---
stage: Application Security Testing
group: Composition Analysis
info: To determine the technical writer assigned to the Stage/Group associated with this page, see https://handbook.gitlab.com/handbook/product/ux/technical-writing/#assignments
description: Learn how to generate and export a Software Bill of Materials (SBOM) in CycloneDX format for your project dependencies and save it as a CI/CD artifact.
title: 'Tutorial: Export dependency list in SBOM format'
---

{{< details >}}

- Tier: Ultimate
- Offering: GitLab.com, GitLab Self-Managed, GitLab Dedicated

{{< /details >}}

Dependency Scanning output can be exported to the CycloneDX JSON format.

This tutorial shows you how to generate a CycloneDX JSON SBOM for a pipeline, and then to upload it as a CI job artifact.

## Before you begin

Set up Dependency Scanning. For detailed instructions, follow [the Dependency Scanning tutorial](dependency_scanning.md).

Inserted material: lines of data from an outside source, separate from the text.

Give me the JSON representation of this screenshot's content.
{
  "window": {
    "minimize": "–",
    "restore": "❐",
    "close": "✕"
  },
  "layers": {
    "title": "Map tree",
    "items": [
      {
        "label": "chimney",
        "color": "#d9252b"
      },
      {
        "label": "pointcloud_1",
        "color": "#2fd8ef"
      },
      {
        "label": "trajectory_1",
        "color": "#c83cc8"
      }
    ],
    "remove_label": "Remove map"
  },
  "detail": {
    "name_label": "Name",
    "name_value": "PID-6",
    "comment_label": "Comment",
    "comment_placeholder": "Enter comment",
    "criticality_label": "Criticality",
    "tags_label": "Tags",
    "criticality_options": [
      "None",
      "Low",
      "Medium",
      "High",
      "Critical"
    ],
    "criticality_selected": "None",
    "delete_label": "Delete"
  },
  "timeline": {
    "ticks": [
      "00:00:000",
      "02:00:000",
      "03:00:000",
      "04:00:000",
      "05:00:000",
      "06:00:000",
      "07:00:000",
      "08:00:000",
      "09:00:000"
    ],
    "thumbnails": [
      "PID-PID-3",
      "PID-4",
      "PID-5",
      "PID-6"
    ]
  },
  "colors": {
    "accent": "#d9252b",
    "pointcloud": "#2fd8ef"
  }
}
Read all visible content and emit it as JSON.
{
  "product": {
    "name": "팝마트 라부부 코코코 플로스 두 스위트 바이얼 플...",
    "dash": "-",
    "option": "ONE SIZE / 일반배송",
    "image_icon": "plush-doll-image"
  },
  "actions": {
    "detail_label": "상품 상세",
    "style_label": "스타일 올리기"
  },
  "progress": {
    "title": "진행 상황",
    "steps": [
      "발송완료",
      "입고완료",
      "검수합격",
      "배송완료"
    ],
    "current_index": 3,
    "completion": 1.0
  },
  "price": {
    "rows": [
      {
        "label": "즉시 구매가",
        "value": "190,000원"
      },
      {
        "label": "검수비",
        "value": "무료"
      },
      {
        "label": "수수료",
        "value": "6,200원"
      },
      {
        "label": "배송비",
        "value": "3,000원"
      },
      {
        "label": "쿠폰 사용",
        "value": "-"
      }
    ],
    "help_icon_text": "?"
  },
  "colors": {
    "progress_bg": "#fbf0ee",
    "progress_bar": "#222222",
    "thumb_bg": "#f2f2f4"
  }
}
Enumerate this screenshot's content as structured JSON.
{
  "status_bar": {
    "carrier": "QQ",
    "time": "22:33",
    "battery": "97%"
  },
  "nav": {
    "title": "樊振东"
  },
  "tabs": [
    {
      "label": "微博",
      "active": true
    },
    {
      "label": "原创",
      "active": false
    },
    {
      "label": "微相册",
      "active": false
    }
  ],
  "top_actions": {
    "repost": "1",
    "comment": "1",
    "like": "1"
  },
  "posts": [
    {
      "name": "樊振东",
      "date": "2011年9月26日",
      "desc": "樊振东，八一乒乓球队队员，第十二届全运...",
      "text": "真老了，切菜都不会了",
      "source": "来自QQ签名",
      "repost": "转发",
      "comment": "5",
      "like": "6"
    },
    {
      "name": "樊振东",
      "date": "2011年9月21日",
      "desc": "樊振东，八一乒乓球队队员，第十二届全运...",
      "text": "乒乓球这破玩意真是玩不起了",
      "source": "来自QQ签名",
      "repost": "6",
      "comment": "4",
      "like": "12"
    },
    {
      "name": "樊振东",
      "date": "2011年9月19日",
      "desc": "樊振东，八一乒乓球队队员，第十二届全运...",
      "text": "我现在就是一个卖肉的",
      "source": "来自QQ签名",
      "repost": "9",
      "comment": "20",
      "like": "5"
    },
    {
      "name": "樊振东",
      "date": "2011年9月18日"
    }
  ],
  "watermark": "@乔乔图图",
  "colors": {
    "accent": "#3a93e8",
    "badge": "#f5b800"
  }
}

## Create configuration files

1. Create a private access token with `api` scope and the `Developer` role.
1. Add the token value as a CI/CD variable named `PRIVATE_TOKEN`.
1. Create a [snippet](../api/snippets.md) with the following code.

   Filename: `export.sh`

   ```shell
   #! /bin/sh

   function create_export {
     curl --silent \
     --header "PRIVATE-TOKEN: $PRIVATE_TOKEN" \
     -X 'POST' --data "export_type=sbom" \
     "https://gitlab.com/api/v4/pipelines/$CI_PIPELINE_ID/dependency_list_exports" \
     | jq '.id'
   }

   function check_status {
     curl --silent \
       --header "PRIVATE-TOKEN: $PRIVATE_TOKEN" \
       --write-out "%{http_code}" --output /dev/null \
       https://gitlab.com/api/v4/dependency_list_exports/$1
   }

   function download {
     curl --header "PRIVATE-TOKEN: $PRIVATE_TOKEN" \
       --output "gl-sbom-merged-$CI_PIPELINE_ID.cdx.json" \
       "https://gitlab.com/api/v4/dependency_list_exports/$1/download"
   }

   function export_sbom {
     local ID=$(create_export)

     for run in $(seq 0 3); do
       local STATUS=$(check_status $ID)
       # Status is 200 when JSON is generated.
       # Status is 202 when generate JSON job is running.
       if [ $STATUS -eq "200" ]; then
         download $ID

         exit 0
       elif [ $STATUS -ne "202" ]; then
         exit 1
       fi

       echo "Waiting for JSON to be generated"
       sleep 5
     done

     exit 1
   }

   export_sbom
   ```

   This `export.sh` script works in the following steps:

   1. Create a CycloneDX SBOM export for the current pipeline.
   1. Check the status of that export, and stop when it's ready.
   1. Download the CycloneDX SBOM file.

1. Update `.gitlab-ci.yml` with the following code.

   ```yaml
   export-merged-sbom:
     image: alpine
     before_script:
       - apk add --update jq curl
     stage: .post
     script:
       - |
         curl --header "Authorization: Bearer $PRIVATE_TOKEN" --output export.sh --url "https://gitlab.com/api/v4/snippets/<SNIPPET_ID>/raw"
       - /bin/sh export.sh
     artifacts:
       paths:
         - "gl-sbom-merged-*.cdx.json"

   ```

1. Go to **Build > Pipelines** and confirm that the latest pipeline completed successfully.

In the job artifacts, `gl-sbom-merged-<pipeline_id>.cdx.json` file should be present.